When one has finally caught the attention of potential applicants, they need to be directed to a quick and easy online application, making the process transparent, interactive and supportive for especially promising candidates.
Since the number of applicants can be huge, a necessary self-selection process will weed out those with low entrepreneurial quality. At this point, the jockey is more important than the horse, meaning, the quality of the team is key here, not the plan itself. Interviews with serial-investors suggest that lead indicators for entrepreneurial success at this stage are: Risk-attitude, Adaptability, Social Capital, Grit and Passion for an Idea, so, insure that applicants self-select based on these qualifications.
2) Crowdsouced competition of candidates: Following the application process, suitable candidates are selected over a month long period, using crowdsourcing. The scope of applicants is likely to be broad, which means that a team of twenty or more experts, in various domains, will be required to judge the applications. It is essential for the accelerator to have a solid professional technical network, which also provides the benefit of offering an immense opportunity for the startup accelerator to acquire new knowledge and insights.

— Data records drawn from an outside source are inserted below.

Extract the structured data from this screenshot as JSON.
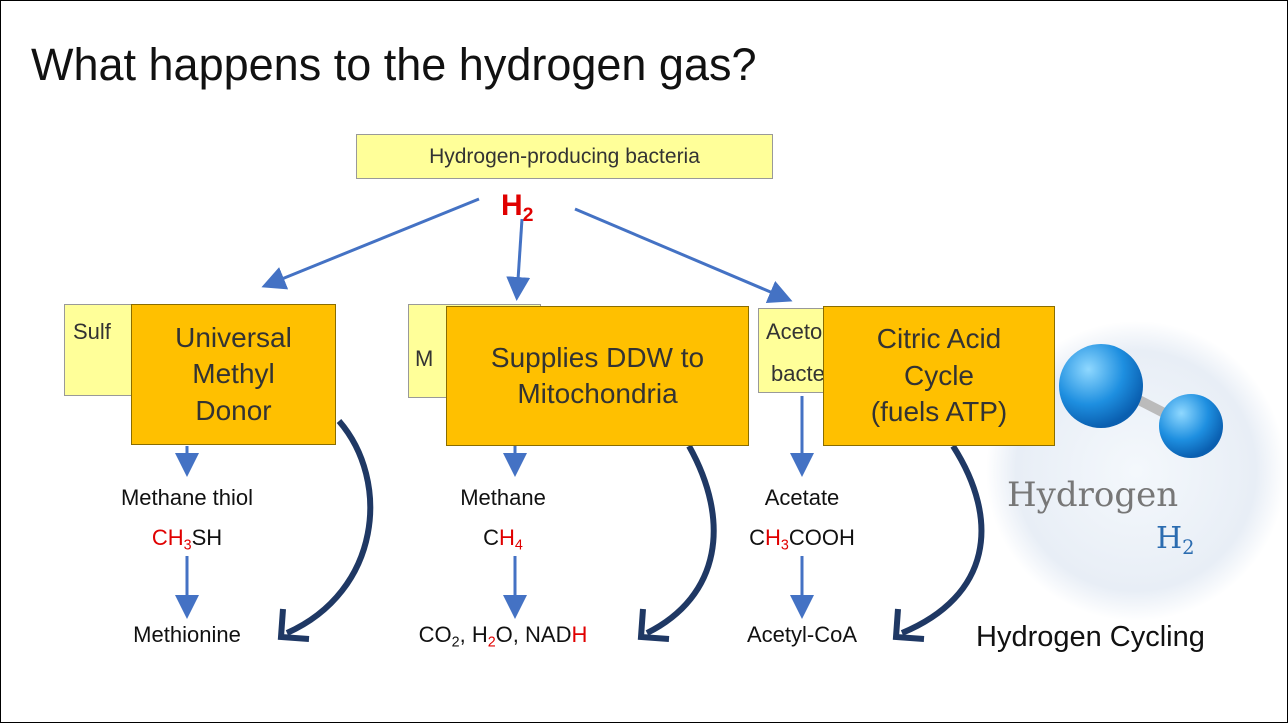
{
  "title": "What happens to the hydrogen  gas?",
  "source": "Hydrogen-producing bacteria",
  "h2": [
    {
      "text": "H",
      "red": true
    },
    {
      "text": "2",
      "sub": true,
      "red": true
    }
  ],
  "hidden_labels": [
    "Sulf",
    "M",
    "Acetog",
    "bacte"
  ],
  "columns": [
    {
      "box": [
        "Universal",
        "Methyl",
        "Donor"
      ],
      "intermediate": "Methane thiol",
      "formula": [
        {
          "text": "CH",
          "red": true
        },
        {
          "text": "3",
          "sub": true,
          "red": true
        },
        {
          "text": "SH"
        }
      ],
      "product": [
        {
          "text": "Methionine"
        }
      ]
    },
    {
      "box": [
        "Supplies DDW to",
        "Mitochondria"
      ],
      "intermediate": "Methane",
      "formula": [
        {
          "text": "C"
        },
        {
          "text": "H",
          "red": true
        },
        {
          "text": "4",
          "sub": true,
          "red": true
        }
      ],
      "product": [
        {
          "text": "CO"
        },
        {
          "text": "2",
          "sub": true
        },
        {
          "text": ", H"
        },
        {
          "text": "2",
          "sub": true,
          "red": true
        },
        {
          "text": "O, NAD"
        },
        {
          "text": "H",
          "red": true
        }
      ]
    },
    {
      "box": [
        "Citric Acid",
        "Cycle",
        "(fuels ATP)"
      ],
      "intermediate": "Acetate",
      "formula": [
        {
          "text": "C"
        },
        {
          "text": "H",
          "red": true
        },
        {
          "text": "3",
          "sub": true,
          "red": true
        },
        {
          "text": "COOH"
        }
      ],
      "product": [
        {
          "text": "Acetyl-CoA"
        }
      ]
    }
  ],
  "molecule": {
    "name": "Hydrogen",
    "formula": [
      {
        "text": "H"
      },
      {
        "text": "2",
        "sub": true
      }
    ]
  },
  "caption": "Hydrogen Cycling"
}
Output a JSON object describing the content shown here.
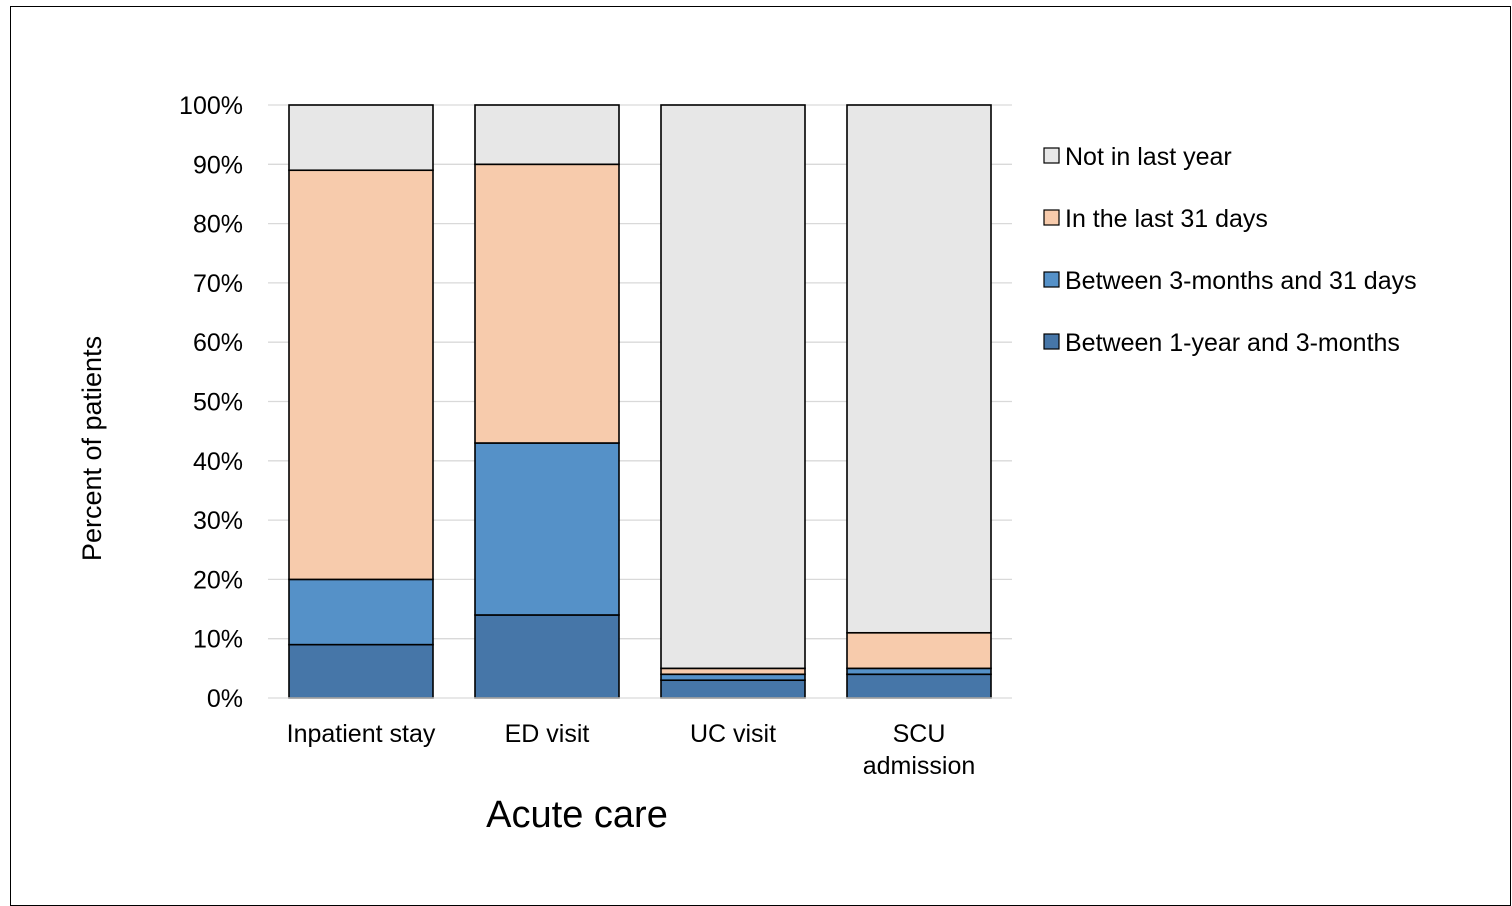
{
  "chart_data": {
    "type": "bar",
    "stacked": true,
    "title": "",
    "xlabel": "Acute care",
    "ylabel": "Percent of patients",
    "ylim": [
      0,
      100
    ],
    "y_ticks": [
      "0%",
      "10%",
      "20%",
      "30%",
      "40%",
      "50%",
      "60%",
      "70%",
      "80%",
      "90%",
      "100%"
    ],
    "categories": [
      [
        "Inpatient stay"
      ],
      [
        "ED visit"
      ],
      [
        "UC visit"
      ],
      [
        "SCU",
        "admission"
      ]
    ],
    "series": [
      {
        "name": "Between 1-year and 3-months",
        "color": "#4676A8",
        "values": [
          9,
          14,
          3,
          4
        ]
      },
      {
        "name": "Between 3-months and 31 days",
        "color": "#5591C8",
        "values": [
          11,
          29,
          1,
          1
        ]
      },
      {
        "name": "In the last 31 days",
        "color": "#F7CBAC",
        "values": [
          69,
          47,
          1,
          6
        ]
      },
      {
        "name": "Not in last year",
        "color": "#E7E7E7",
        "values": [
          11,
          10,
          95,
          89
        ]
      }
    ],
    "grid": true,
    "legend_position": "right"
  }
}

Once twenty percent of candidates have made the cut, these candidates need mentoring and now the horse becomes important - developing and executing a good plan. Over a three to six month period the applicants' business model is honed while proof of concept and market is carried out. The opportunities for creating Intellectual Property Rights (IPR) are identified and the ownership and/or use of these rights resolved though negotiation.
3) Startups selected by use of prediction-markets: Finally, the top twenty percent of the candidates need to be consolidated into a top five percent, which will then be offered VC funding. Studies at Hanyang University have shown that the use of prediction-market mechanisms can be effective in fostering breakthrough innovative ideas while providing an early lead indicator for the most promising business opportunities. The candidates themselves, the accelerators and even outside observers and prospective users could be invited to place bets on the outcome of this phase, effectively crowdsourcing the selection of the winners.
After identification of the most promising startup firms, these firms would then be mentored and financed though the engineering development, marketing and full-scale introduction of a wide range of offerings catering to various markets.
Effectively and efficiently managing a portfolio of startup companies requires extra attention to identification and mediation of risk. Crowdsourcing offers one way to address the recruiting, mentoring and final selection and provides the best guarantee for the success of these startups.